Risiko Forderungsausfall

Foto: chainarong06 via Shutterstock

„Inkasso heißt Verantwortung“ – Kirsten Pedd, Präsidentin des Bundesverbandes Deutscher Inkasso-Unternehmen e.V. (BDIU), spricht im Interview u.a. über die möglichen wirtschaftlichen Folgen eines neuen Gesetzesentwurfs zum Verbraucherschutz.

Kirsten Pedd

Präsidentin des Bundesverbandes Deutscher Inkasso-Unternehmen e.V.

Frau Pedd, die aktuelle Situation zeigt, wie sehr Unternehmen in Krisenzeiten auf kurzfristige Liquidität angewiesen sind. Welche Rolle spielt das Inkasso für ein funktionierendes Wirtschaftssystem?

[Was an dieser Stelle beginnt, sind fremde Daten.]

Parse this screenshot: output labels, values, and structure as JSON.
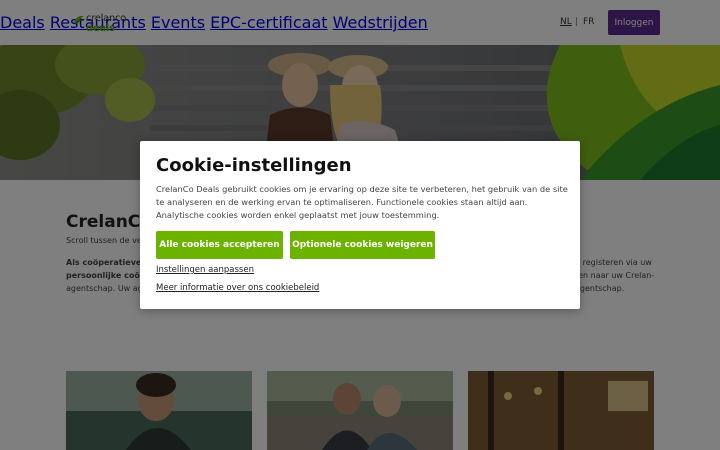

Ohne Inkasso läuft es in der Wirtschaft einfach nicht rund. Voriges Jahr waren es rund 6 Milliarden Euro, die die Mitgliedsunternehmen des BDIU ihren Aufraggebern wieder zurückgeführt haben – und die sie sonst verloren hätten. Natürlich wächst jetzt in der Krise die Bedeutung eines nachhaltigen Forderungsmanagements enorm. Es geht darum, Liquidität zu sichern und wirtschaftliche Existenzen zu stabilisieren.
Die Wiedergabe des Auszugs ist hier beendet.